Bati as cinzas que foram ao chão, não tinha respostas para ele, sempre me surgia alguma pergunta algo que eu queria saber, mas ele nunca permitia, sempre sumia antes, rindo, sempre rindo, como se o mundo girasse em torno de toda aquela alegria desapropriada.
- Saí mais cedo hoje, não queria voltar para casa e arrumar tudo aquilo. O que você vai fazer naquele lado da cidade? - perguntei.
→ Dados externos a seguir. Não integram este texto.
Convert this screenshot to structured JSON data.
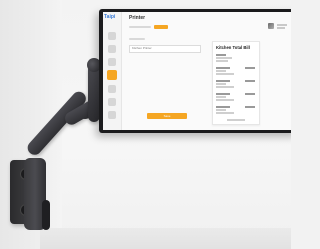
{
  "screen": {
    "brand": "Taipi",
    "page_title": "Printer",
    "select_value": "Kitchen Printer",
    "save_label": "Save",
    "receipt_title": "Kitchen Total Bill"
  },
  "colors": {
    "accent": "#f5a623",
    "brand": "#3a7bd5",
    "mount": "#2f2f33"
  }
}
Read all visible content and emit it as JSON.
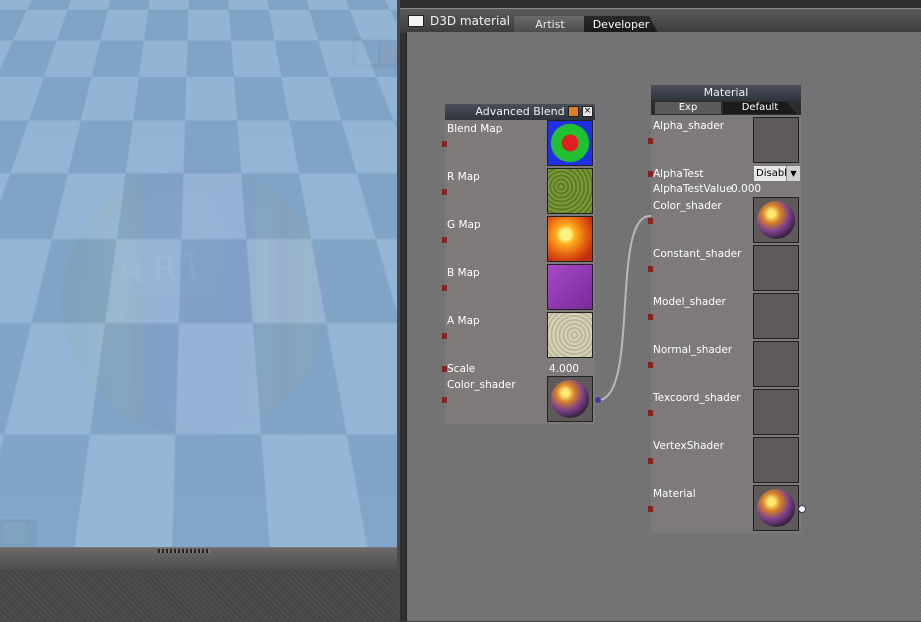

Minhas frases eram sempre tão desconexas que às vezes me questionava se ele entendia tudo aquilo ou só fingia entender.
- Vou entregar uns flyers dos shows do mês que vem - falou.
- Que bom que vocês estão ganhando espaço - cheguei a sorrir ao dizer isso, mas logo o sorriso morreu e eu quis fugir dele.
- É. Talvez você queir...
- Tenho que ir agora, a gente se cruza - interrompi sua proposta despejando tudo de uma vez, juntei minhas coisas que estavam sobre a mesa, vesti meu casaco, pois o vento ainda era frio e sai voando pelas ruas.
Não olhei pra trás, não sei se ele olhou pra mim, não faz diferença. Às vezes eu me pergunto de onde surgiu tudo isso, de onde ele surgiu, porque nós fugimos, porque eu tenho medo e finalmente, aonde tudo isso vai dar.
Fumei mais um cigarro sentada na escadaria do meu prédio, ao lado da placa de “proibido fumar”, ninguém me prenderia por isso, e se prendesse eu não tinha muito a perder no momento.
Moro sozinha, saí de casa com 18, queria me libertar, viver em outros mundos, descobrir as várias realidades existentes, mas acabei sozinha em um apartamento que parece uma gaiola, com paredes cheias de recortes de jornal e fedendo a nicotina. Maldito vício, nem sei quando começou, deve ter sido em algum inverno, pois eu acho pavoroso fumar em dias quentes, o que não vem ao caso no momento. Estou no meio da faculdade de publicidade, mas não sou nenhuma revelação da propaganda, nem um gênio da criação. Tenho uma promessa de emprego, isso obviamente, se eu tiver capacidade, se for boa o bastante. Ultimamente gosto de dizer que eu sobrevivo. Não me esforço muito, simplesmente levanto da cama e faço o que tem de ser feito, sem lamentações ou choros, essa foi a vida que eu escolhi.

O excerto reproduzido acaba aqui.